La nage en piscine ne raccorde pas la narratrice à une nature, à un paysage, à du divin, ou à une mémoire d’enfance comme le ferait peut-être la nage en mer. Elle ne la raccorde pas non plus seulement à telle histoire en particulier, mais à une sorte d’économie passionnelle liée à la notion de choses en train de se faire, ou à faire. Le thème de la nage scande alors particulièrement bien une écriture attentive à des détails matériels, qui procède par listes, juxtapositions, inventaires slamés (stylés, donc), souvent pleine de colère – et qui évite au maximum les métaphores.
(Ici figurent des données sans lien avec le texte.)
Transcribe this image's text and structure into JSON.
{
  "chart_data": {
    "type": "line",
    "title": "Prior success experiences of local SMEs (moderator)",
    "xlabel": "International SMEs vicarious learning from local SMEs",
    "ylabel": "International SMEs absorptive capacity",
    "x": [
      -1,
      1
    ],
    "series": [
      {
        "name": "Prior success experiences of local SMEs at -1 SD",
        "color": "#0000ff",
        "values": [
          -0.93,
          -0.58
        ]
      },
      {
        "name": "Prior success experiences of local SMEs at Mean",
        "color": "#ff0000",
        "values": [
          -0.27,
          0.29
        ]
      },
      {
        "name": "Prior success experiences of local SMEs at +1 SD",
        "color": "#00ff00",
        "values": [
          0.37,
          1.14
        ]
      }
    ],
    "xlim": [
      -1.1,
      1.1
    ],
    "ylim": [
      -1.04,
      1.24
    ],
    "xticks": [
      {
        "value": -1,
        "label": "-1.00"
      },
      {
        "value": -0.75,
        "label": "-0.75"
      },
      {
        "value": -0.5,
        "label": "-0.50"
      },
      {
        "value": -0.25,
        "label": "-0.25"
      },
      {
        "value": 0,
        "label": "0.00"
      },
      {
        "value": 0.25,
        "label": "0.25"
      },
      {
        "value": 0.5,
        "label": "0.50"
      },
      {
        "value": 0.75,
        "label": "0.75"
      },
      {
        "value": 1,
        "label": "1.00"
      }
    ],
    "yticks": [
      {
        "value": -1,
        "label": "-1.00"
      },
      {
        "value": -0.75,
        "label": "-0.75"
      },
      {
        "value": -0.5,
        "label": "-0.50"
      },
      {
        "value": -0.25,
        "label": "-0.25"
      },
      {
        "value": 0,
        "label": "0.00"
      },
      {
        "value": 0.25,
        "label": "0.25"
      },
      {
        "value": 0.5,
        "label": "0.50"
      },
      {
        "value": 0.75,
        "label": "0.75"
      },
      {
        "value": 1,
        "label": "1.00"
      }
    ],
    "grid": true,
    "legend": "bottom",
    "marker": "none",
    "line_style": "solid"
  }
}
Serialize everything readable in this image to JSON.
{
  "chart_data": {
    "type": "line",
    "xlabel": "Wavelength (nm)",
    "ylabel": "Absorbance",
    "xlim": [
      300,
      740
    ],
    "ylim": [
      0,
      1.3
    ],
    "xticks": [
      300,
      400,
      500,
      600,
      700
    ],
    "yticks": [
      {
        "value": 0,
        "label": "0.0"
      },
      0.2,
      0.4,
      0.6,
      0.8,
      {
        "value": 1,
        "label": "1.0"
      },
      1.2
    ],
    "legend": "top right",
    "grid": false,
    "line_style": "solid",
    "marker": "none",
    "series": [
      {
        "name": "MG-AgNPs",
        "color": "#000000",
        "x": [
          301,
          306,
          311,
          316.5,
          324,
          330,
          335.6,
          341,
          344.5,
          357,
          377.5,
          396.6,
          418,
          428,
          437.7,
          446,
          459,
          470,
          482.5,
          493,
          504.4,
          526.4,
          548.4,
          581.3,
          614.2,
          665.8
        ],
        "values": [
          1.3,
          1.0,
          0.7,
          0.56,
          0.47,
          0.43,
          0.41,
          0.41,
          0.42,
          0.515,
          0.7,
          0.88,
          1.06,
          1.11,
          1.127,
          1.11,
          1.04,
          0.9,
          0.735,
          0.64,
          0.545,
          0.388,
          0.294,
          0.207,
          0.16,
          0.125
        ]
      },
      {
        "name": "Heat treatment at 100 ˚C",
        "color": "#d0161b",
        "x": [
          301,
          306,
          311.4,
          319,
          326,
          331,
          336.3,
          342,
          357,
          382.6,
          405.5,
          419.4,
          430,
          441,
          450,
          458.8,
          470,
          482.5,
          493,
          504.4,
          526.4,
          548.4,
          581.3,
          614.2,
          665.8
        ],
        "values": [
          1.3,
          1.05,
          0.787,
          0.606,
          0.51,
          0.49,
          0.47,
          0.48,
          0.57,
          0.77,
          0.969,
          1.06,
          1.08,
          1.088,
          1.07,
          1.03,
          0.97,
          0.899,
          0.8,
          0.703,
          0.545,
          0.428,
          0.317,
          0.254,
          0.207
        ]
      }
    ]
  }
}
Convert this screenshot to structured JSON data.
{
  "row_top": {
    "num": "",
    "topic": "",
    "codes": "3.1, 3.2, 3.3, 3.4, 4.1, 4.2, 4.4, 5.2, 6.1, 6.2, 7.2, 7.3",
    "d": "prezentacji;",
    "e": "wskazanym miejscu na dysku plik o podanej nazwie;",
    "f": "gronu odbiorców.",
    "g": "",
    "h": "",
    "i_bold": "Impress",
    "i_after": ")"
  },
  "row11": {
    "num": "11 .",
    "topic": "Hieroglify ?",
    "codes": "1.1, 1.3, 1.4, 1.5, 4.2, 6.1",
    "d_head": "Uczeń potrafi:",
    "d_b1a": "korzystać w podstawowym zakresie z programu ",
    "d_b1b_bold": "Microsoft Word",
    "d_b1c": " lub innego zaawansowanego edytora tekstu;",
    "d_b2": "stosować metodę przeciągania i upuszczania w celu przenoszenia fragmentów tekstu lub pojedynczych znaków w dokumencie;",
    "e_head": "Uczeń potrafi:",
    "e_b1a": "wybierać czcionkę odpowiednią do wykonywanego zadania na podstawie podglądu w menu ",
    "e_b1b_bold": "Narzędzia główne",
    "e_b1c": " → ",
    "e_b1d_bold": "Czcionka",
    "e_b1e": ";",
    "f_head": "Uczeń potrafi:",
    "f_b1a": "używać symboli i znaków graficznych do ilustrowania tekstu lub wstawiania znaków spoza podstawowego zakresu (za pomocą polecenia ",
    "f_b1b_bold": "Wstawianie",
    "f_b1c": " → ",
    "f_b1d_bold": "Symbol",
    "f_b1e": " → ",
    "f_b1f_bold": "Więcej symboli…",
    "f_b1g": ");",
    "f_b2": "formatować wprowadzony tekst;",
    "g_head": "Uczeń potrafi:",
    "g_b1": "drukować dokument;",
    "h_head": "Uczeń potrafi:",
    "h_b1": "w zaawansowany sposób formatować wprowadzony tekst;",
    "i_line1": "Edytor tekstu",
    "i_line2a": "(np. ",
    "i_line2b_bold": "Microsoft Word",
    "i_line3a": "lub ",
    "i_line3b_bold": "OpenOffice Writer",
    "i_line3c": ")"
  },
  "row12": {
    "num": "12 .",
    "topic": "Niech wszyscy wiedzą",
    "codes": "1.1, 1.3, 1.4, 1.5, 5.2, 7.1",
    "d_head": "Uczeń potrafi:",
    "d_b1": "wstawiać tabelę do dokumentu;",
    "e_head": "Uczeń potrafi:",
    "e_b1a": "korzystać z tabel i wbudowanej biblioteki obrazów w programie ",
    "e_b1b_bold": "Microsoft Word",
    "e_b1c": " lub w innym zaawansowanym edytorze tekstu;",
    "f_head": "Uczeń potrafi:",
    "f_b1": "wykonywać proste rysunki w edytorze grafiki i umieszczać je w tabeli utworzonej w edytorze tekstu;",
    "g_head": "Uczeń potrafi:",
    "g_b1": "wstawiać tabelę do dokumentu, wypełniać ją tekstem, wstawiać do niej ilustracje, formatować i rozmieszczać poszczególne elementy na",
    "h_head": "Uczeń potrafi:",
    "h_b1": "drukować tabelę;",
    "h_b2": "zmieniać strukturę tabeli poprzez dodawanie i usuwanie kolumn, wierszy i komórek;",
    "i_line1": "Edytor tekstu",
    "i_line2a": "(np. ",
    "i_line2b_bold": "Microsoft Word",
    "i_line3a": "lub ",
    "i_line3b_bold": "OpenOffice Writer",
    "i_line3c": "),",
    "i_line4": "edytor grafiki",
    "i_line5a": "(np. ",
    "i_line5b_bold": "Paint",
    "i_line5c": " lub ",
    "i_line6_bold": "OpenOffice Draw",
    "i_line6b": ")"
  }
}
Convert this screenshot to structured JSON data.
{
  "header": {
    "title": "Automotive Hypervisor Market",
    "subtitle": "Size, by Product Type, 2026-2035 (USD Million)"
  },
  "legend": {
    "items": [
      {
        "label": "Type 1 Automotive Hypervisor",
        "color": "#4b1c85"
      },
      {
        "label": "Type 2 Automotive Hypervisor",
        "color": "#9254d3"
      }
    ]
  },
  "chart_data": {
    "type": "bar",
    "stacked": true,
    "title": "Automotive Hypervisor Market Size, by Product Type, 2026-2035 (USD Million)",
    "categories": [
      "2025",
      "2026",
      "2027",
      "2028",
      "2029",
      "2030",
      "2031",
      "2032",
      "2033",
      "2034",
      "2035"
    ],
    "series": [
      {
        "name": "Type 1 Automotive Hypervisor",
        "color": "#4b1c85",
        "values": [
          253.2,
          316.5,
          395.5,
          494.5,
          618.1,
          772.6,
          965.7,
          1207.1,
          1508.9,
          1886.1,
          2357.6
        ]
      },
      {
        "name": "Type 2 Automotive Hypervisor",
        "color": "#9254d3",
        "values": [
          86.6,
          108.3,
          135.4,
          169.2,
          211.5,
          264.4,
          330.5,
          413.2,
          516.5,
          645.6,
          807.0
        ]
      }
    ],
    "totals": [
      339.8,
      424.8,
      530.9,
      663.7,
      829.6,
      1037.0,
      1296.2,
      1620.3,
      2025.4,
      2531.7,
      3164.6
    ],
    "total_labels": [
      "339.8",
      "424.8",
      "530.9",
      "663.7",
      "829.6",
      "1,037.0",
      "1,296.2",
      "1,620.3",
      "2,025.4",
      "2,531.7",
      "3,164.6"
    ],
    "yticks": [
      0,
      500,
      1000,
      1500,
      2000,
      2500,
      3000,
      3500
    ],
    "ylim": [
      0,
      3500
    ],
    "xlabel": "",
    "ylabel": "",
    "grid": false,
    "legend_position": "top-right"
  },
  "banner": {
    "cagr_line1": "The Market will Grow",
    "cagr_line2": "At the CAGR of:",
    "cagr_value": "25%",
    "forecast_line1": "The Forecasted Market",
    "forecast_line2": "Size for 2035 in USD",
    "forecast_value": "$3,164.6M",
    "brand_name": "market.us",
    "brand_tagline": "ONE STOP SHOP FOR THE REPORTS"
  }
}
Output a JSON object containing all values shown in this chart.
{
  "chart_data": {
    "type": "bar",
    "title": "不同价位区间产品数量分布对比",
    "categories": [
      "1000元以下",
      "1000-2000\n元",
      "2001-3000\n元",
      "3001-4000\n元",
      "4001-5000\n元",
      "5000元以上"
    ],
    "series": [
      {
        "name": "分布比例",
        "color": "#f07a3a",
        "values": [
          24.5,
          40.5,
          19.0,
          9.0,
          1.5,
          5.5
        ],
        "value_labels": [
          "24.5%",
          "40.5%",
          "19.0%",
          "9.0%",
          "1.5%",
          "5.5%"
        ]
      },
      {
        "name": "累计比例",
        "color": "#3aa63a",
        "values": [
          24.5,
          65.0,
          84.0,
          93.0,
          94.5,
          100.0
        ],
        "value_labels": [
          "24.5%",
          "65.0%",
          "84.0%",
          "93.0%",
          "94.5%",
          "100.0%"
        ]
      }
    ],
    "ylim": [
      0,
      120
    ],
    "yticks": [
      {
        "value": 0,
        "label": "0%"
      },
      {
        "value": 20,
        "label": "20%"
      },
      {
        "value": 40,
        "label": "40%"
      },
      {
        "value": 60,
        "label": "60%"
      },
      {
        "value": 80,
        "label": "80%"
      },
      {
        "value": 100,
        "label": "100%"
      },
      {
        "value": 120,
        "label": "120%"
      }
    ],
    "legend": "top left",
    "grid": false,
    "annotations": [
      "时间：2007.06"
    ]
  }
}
Il y a dans cette écriture, très rythmée, très nominale, une volonté d’ascèse, de dépouillement, de rejet et de dureté : « quand ça déborde je jette, règle morale, règle esthétique », lit-on dans Nom. Mais les inventaires s’achèvent bien souvent par des indéterminés comme « n’importe où » ou « n’importe qui », sans que cela soit toujours l’effet de l’exaspération, mais comme s’il s’agissait de relever que les noms, avec leurs délimitations, ne suffisaient pas à dire les choses qu’il y a à dire. Alors on peut aussi voir dans ce dépouillement l’envie de se tenir du côté de l’indétermination, insistante, des choses.